SENTENÇA Rp Nº 0600024-33.2019.6.20.0006
REPRESENTAÇÃO (11541) Nº 0600024-33.2019.6.20.0006 / 006ª ZONA ELEITORAL DE CEARÁ-MIRIM RN
REPRESENTANTE: COLIGAÇÃO A VEZ DO POVO
Advogado do(a) REPRESENTANTE: CAIO VITOR RIBEIRO BARBOSA - RN7719
REPRESENTADO: FRANCISCO DOS NAVEGANTES SILVINO NICÁCIO, ALEXANDRE PACHECO, ANTÔNIO DE OLIVEIRA FERNANDES, DIOGO FIDELIS COSTA
Advogado do(a) REPRESENTADO: CRISTIANO LUIZ BARROS FERNANDES DA COSTA - RN5695
REPRESENTAÇÃO. PROPAGANDA. PLEITO SUPLEMENTAR. DIVULGAÇÃO DE MENSAGENS POR APLICATIVO WHATSAPP. NÃO IDENTIFICAÇÃO DO AUTOR. ANONIMATO. VEDAÇÃO. PUBLICIDADE NEGATIVA. MANIFESTAÇÕES OFENSIVAS. RESPONSAVEIS PELA DIVULGAÇÃO. IDENTIFICAÇÃO. MULTA. INTELIGÊNCIA DO ART. 57-D, §2º DA LEI N.º 9.504/97.
I – RELATÓRIO
Trata-se de representação com pedido liminar proposta pela Coligação “A VEZ DO POVO”, integrada pelos Partidos PSD e PODE, em desfavor de FRANCISCO DOS NAVEGANTES SILVINO NICÁCIO, ALEXANDRE PACHECO, ANTONIO DE OLIVEIRA FERNANDES e DIOGO FIDELIS COSTA, todos devidamente qualificados na inicial.
Alegou a Representante que ajuizara a presente ação contra os representados em virtude destes terem distribuído, por meio de mensagens no aplicativo whatsapp, vídeos apócrifos buscando associar o candidato da Representante, Júlio César Soares Câmara, a casos de corrupção.
Informou, ainda, que em um dos vídeos divulgados pelos representados foram divulgadas inverdades acerca do candidato da Representante, ao afirmar que o ex-Prefeito Marconi Barretto estaria apoiando o candidato Júlio César, quando, na verdade, tratam-se de adversários políticos.

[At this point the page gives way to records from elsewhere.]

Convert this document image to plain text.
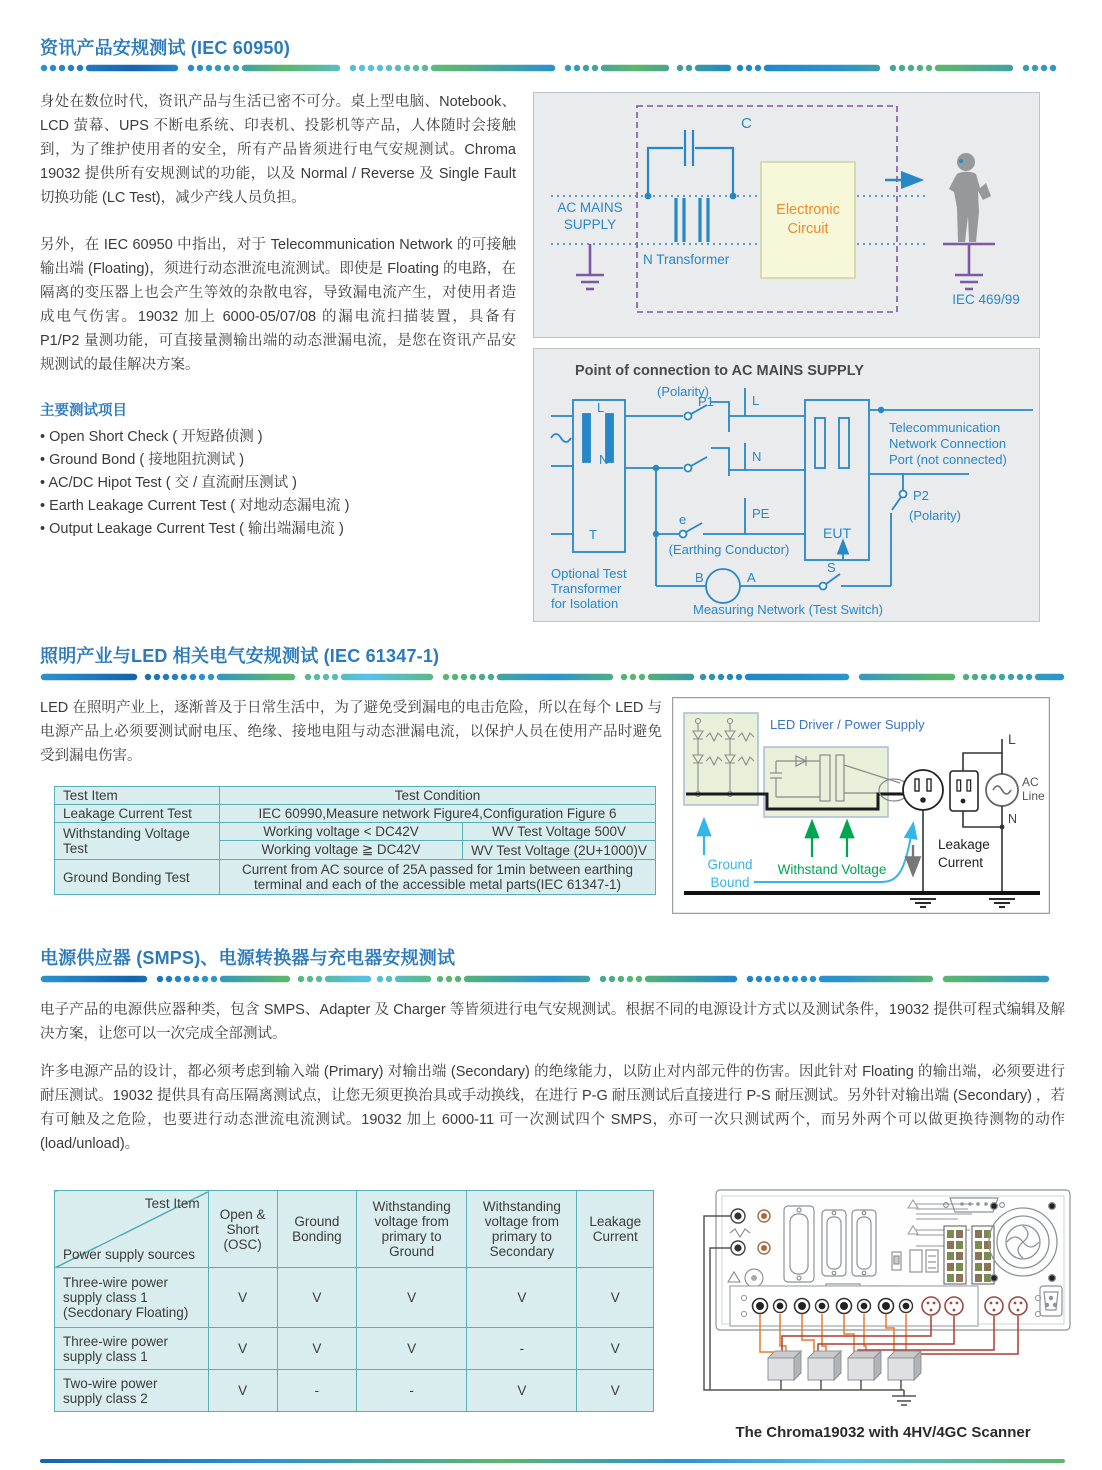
资讯产品安规测试 (IEC 60950)

身处在数位时代，资讯产品与生活已密不可分。桌上型电脑、Notebook、LCD 萤幕、UPS 不断电系统、印表机、投影机等产品，人体随时会接触到，为了维护使用者的安全，所有产品皆须进行电气安规测试。Chroma 19032 提供所有安规测试的功能，以及 Normal / Reverse 及 Single Fault 切换功能 (LC Test)，减少产线人员负担。

另外，在 IEC 60950 中指出，对于 Telecommunication Network 的可接触输出端 (Floating)，须进行动态泄流电流测试。即使是 Floating 的电路，在隔离的变压器上也会产生等效的杂散电容，导致漏电流产生，对使用者造成电气伤害。19032 加上 6000-05/07/08 的漏电流扫描装置，具备有 P1/P2 量测功能，可直接量测输出端的动态泄漏电流，是您在资讯产品安规测试的最佳解决方案。

主要测试项目
• Open Short Check ( 开短路侦测 )
• Ground Bond ( 接地阻抗测试 )
• AC/DC Hipot Test ( 交 / 直流耐压测试 )
• Earth Leakage Current Test ( 对地动态漏电流 )
• Output Leakage Current Test ( 输出端漏电流 )
C
AC MAINS
SUPPLY
N Transformer
Electronic
Circuit
IEC 469/99
Point of connection to AC MAINS SUPPLY
(Polarity)
L
N
T
P1	L
N
PE
e
(Earthing Conductor)
EUT
Telecommunication
Network Connection
Port (not connected)
P2
(Polarity)
S
B	A
Measuring Network (Test Switch)
Optional Test
Transformer
for Isolation
照明产业与LED 相关电气安规测试 (IEC 61347-1)

LED 在照明产业上，逐渐普及于日常生活中，为了避免受到漏电的电击危险，所以在每个 LED 与电源产品上必须要测试耐电压、绝缘、接地电阻与动态泄漏电流，以保护人员在使用产品时避免受到漏电伤害。

Test Item	Test Condition	
Leakage Current Test	IEC 60990,Measure network Figure4,Configuration Figure 6	
Withstanding Voltage Test	Working voltage < DC42V	WV Test Voltage 500V
	Working voltage ≧ DC42V	WV Test Voltage (2U+1000)V
Ground Bonding Test	Current from AC source of 25A passed for 1min between earthing terminal and each of the accessible metal parts(IEC 61347-1)	
LED Driver / Power Supply
L
N
AC
Line
Ground
Bound
Withstand Voltage
Leakage
Current
电源供应器 (SMPS)、电源转换器与充电器安规测试

电子产品的电源供应器种类，包含 SMPS、Adapter 及 Charger 等皆须进行电气安规测试。根据不同的电源设计方式以及测试条件，19032 提供可程式编辑及解决方案，让您可以一次完成全部测试。

许多电源产品的设计，都必须考虑到输入端 (Primary) 对输出端 (Secondary) 的绝缘能力，以防止对内部元件的伤害。因此针对 Floating 的输出端，必须要进行耐压测试。19032 提供具有高压隔离测试点，让您无须更换治具或手动换线，在进行 P-G 耐压测试后直接进行 P-S 耐压测试。另外针对输出端 (Secondary) ，若有可触及之危险，也要进行动态泄流电流测试。19032 加上 6000-11 可一次测试四个 SMPS，亦可一次只测试两个，而另外两个可以做更换待测物的动作 (load/unload)。

Test Item
Power supply sources	Open & Short (OSC)	Ground Bonding	Withstanding voltage from primary to Ground	Withstanding voltage from primary to Secondary	Leakage Current
Three-wire power supply class 1 (Secdonary Floating)	V	V	V	V	V
Three-wire power supply class 1	V	V	V	-	V
Two-wire power supply class 2	V	-	-	V	V
The Chroma19032 with 4HV/4GC Scanner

Aduziu, outrossim, que, em um outro vídeo, os representados relacionaram a imagem do candidato Júlio César a atos de corrupção, em matérias jornalísticas que denunciaram desvios de recursos públicos; explicou que a imagem de desfecho do referido vídeo continha a frase: “Cadê o Dinheiro que Tava Aqui”, usada pelo programa Fantástico da Rede Globo, em matérias que denunciam escândalos de desvios públicos.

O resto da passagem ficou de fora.